As part of the campaign, the faction produced a video starring MK Manuel Trajtenberg, an economics professor and the former head of the Planning and Budgeting Committee for the Council of Higher Education, who led the Netanyahu- appointed economic reforms committee following the 2011 social protests.
In the video, Trajtenberg asks why, if Israel’s economy is doing well on the whole, Israelis have so much trouble making ends meet, and says it’s the result of a “continuing fraud – the hidden taxes fraud.”
The government says it is lowering income tax and VAT, Trajtenberg said, but that just means the public pays in other ways.
Another example of a “hidden tax” given by the MK is “traffic tax.” Because public transportation is lacking, the public pays more in time and for gas, and many families need more than one car.
“Land profiteering tax,” according to Trajtenberg, is when the state charges unreasonably high prices for land on which homes are built, raising housing prices.
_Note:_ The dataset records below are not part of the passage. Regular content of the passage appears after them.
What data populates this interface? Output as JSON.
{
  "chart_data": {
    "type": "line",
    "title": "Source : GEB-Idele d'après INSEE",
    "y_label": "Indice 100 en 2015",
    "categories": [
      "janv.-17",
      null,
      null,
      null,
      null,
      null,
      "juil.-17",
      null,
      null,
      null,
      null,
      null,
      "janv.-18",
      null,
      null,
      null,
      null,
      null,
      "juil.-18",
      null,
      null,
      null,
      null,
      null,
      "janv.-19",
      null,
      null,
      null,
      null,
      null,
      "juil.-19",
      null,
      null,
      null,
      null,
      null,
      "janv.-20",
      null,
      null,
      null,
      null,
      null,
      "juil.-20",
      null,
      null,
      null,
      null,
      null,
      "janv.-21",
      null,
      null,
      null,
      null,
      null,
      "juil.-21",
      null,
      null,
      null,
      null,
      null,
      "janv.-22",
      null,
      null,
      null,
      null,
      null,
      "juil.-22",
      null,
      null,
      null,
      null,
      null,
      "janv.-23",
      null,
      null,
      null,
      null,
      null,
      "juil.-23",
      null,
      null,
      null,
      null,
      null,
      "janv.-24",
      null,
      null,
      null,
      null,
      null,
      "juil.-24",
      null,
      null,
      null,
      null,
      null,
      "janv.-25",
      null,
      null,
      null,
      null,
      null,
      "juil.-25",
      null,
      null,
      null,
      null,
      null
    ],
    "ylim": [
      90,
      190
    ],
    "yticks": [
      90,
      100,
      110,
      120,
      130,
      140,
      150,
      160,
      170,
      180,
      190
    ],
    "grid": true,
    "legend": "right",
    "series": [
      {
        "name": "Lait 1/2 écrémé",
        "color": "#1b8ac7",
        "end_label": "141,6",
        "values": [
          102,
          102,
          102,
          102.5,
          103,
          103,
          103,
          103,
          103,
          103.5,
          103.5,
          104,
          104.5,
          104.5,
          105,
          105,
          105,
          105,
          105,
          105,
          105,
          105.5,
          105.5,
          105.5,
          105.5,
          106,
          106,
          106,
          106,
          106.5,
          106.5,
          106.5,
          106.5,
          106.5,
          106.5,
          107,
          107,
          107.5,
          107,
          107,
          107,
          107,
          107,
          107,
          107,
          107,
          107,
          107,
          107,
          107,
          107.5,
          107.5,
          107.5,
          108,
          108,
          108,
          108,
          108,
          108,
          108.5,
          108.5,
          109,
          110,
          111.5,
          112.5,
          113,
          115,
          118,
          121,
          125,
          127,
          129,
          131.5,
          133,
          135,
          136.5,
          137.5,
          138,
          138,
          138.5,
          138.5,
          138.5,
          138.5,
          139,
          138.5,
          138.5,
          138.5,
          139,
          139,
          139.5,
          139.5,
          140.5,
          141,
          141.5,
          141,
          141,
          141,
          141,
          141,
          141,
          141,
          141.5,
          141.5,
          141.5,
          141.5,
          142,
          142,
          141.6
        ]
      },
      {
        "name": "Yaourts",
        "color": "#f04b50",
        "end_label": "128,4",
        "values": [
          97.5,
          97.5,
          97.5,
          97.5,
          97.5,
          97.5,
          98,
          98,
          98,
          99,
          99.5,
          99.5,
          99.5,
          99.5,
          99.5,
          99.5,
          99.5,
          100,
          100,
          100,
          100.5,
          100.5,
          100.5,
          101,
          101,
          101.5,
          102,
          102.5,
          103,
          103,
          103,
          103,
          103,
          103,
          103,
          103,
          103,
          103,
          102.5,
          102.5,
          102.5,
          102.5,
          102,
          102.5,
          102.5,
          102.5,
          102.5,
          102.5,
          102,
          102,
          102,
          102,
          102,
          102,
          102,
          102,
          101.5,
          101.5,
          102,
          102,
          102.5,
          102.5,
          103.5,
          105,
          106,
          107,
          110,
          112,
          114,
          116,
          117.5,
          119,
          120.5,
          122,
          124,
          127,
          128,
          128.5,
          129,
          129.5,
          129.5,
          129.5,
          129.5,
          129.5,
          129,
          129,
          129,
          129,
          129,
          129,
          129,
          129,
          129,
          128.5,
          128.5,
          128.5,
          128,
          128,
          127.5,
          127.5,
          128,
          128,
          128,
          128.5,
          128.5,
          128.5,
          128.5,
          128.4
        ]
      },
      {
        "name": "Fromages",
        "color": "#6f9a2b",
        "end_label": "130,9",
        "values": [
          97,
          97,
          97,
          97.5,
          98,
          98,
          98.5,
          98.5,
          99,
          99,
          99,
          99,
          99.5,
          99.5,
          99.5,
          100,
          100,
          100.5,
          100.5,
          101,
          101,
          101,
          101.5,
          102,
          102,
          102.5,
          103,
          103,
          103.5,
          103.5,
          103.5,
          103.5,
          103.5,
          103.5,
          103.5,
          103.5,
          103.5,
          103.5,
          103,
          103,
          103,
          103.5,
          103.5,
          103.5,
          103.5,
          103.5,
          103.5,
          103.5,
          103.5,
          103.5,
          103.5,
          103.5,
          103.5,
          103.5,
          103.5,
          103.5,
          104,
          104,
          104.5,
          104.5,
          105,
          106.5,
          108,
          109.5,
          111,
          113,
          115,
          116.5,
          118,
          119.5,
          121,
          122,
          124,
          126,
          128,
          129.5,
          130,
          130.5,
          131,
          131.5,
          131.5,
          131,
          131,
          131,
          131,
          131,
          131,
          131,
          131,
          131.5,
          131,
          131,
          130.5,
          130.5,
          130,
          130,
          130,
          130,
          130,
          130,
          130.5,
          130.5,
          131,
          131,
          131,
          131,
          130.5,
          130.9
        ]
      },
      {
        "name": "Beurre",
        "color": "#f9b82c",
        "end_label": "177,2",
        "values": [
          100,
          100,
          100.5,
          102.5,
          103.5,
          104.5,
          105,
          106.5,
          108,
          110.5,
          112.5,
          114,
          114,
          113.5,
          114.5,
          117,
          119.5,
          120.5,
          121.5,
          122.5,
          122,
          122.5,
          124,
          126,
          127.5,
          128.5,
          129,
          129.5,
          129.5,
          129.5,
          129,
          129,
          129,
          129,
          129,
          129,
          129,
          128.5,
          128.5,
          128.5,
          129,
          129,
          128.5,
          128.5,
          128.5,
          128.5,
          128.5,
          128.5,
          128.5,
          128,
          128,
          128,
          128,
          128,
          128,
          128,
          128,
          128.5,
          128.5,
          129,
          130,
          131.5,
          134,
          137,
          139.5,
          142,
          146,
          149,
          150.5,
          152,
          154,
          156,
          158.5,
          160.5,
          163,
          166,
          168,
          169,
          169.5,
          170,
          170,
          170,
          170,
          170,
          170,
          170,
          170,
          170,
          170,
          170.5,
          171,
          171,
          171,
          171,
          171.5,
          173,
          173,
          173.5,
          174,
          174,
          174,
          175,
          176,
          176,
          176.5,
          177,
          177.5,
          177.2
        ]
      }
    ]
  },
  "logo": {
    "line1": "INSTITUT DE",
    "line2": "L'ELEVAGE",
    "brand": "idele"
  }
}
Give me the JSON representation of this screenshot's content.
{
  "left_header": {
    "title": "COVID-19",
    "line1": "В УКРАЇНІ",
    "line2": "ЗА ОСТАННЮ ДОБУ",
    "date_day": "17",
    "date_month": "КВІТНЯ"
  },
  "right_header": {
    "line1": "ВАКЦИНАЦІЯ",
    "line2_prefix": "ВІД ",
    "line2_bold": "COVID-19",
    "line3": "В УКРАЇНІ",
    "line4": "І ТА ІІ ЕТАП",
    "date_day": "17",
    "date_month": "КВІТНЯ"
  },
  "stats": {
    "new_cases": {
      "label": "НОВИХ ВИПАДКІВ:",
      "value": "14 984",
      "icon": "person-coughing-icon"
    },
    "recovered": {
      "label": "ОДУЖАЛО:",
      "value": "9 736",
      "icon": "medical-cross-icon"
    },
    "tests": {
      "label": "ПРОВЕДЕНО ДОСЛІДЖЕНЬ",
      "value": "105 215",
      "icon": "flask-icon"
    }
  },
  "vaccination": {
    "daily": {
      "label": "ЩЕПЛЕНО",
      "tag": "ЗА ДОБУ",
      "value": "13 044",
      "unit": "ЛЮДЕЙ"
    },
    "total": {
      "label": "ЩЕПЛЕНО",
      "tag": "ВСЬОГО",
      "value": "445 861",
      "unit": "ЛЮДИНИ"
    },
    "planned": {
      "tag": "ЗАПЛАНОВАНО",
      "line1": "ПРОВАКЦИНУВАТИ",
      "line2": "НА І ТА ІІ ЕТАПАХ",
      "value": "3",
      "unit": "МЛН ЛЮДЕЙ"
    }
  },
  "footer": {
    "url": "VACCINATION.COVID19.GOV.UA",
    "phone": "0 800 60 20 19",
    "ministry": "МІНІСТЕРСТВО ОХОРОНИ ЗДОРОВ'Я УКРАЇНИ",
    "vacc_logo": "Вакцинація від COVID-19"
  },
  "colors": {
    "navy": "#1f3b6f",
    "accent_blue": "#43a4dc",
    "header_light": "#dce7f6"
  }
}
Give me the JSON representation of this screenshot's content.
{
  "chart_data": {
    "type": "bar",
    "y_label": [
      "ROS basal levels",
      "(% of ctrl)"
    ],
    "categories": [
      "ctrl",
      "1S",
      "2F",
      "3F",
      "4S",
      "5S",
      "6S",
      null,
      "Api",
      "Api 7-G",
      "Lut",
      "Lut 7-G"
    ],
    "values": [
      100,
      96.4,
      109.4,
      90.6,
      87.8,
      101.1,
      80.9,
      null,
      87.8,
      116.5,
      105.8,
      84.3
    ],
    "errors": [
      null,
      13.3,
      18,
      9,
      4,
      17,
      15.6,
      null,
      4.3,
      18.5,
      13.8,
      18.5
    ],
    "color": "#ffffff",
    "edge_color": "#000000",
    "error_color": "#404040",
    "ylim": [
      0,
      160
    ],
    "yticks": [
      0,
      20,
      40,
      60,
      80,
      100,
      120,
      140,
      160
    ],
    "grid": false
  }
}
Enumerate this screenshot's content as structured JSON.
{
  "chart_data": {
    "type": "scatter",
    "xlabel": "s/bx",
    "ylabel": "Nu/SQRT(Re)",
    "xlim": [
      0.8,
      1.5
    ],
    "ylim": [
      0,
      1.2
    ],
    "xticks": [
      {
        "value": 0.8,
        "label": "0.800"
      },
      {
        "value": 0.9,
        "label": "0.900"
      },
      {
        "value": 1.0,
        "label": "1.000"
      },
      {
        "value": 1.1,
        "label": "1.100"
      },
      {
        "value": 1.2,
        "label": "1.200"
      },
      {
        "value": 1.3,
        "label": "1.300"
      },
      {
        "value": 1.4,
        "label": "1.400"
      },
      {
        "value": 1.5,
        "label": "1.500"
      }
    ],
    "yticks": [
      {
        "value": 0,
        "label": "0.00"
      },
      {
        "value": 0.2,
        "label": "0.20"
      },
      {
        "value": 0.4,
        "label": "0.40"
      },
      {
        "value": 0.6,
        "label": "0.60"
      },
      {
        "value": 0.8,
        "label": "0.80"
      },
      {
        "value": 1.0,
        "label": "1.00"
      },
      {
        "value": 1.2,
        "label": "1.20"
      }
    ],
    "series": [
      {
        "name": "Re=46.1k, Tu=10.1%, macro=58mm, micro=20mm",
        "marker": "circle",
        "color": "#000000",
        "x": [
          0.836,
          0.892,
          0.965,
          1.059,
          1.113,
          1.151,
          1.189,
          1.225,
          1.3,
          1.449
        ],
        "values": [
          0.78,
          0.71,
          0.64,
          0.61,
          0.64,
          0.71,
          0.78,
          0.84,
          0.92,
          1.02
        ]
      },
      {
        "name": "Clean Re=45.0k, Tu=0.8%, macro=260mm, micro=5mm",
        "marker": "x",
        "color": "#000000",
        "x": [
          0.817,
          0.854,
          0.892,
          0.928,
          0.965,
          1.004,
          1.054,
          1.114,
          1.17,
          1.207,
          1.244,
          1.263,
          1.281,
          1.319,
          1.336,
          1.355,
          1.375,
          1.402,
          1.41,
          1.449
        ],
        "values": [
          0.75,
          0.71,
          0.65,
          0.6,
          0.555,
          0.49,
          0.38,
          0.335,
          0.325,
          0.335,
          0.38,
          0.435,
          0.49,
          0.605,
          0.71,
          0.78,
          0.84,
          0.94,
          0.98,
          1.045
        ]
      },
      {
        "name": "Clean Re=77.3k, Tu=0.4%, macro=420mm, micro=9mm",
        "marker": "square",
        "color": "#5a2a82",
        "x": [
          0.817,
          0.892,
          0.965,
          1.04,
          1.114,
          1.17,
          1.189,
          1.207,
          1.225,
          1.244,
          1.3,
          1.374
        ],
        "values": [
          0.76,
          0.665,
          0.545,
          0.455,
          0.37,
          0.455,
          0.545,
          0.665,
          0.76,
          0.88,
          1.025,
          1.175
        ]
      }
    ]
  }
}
Trajtenberg mocked Netanyahu’s reputation for understanding economics, saying that the “hidden taxes monster” sticks around no matter who is finance minister under Netanyahu, be it “a philosopher [Yuval Steinitz], a TV presenter [Yair Lapid], or a smiler [Moshe Kahlon].”
“It can be different. We can stop bluffing like the prime minister is doing, even in this budget. Unfortunately, Netanyahu won’t do that, because he really believes in putting the government on a diet, and in growth that doesn’t trickle down to anywhere,” Trajtenberg said.
At the press conference, MK Tzipi Livni declared: “The Zionist Union is going on the offensive.”
“There is one thing that the settlement bill, Netanyahu’s corruption scandals and the budget bill have in common: They are all hiding things from the public... It’s our job to reveal to the public what’s hidden in the budget: the hidden costs the public pays every day when sending a kid to day care, when looking for an apartment, when shopping at the supermarket,” she continued.
Livni argued that “for Netanyahu, the public is hidden. He doesn’t see them.”
Faction chairwoman Merav Michaeli said the government only used 14% of funds it allocated towards streets and 44% of the budget for at-risk youth.
“The same for firefighting and public housing. Where’s the rest of the money?” she asked.
The new Zionist Union campaign is similar to Yesh Atid’s 2013 election campaign, which had the slogan, “Where is the money?” and also focused on the economic concerns of the middle class.
Yesh Atid leader Yair Lapid became finance minister after the election.
In recent months’ polls, Yesh Atid is the leading opposition party, even surpassing the Likud in one case, while Zionist Union has trailed far behind.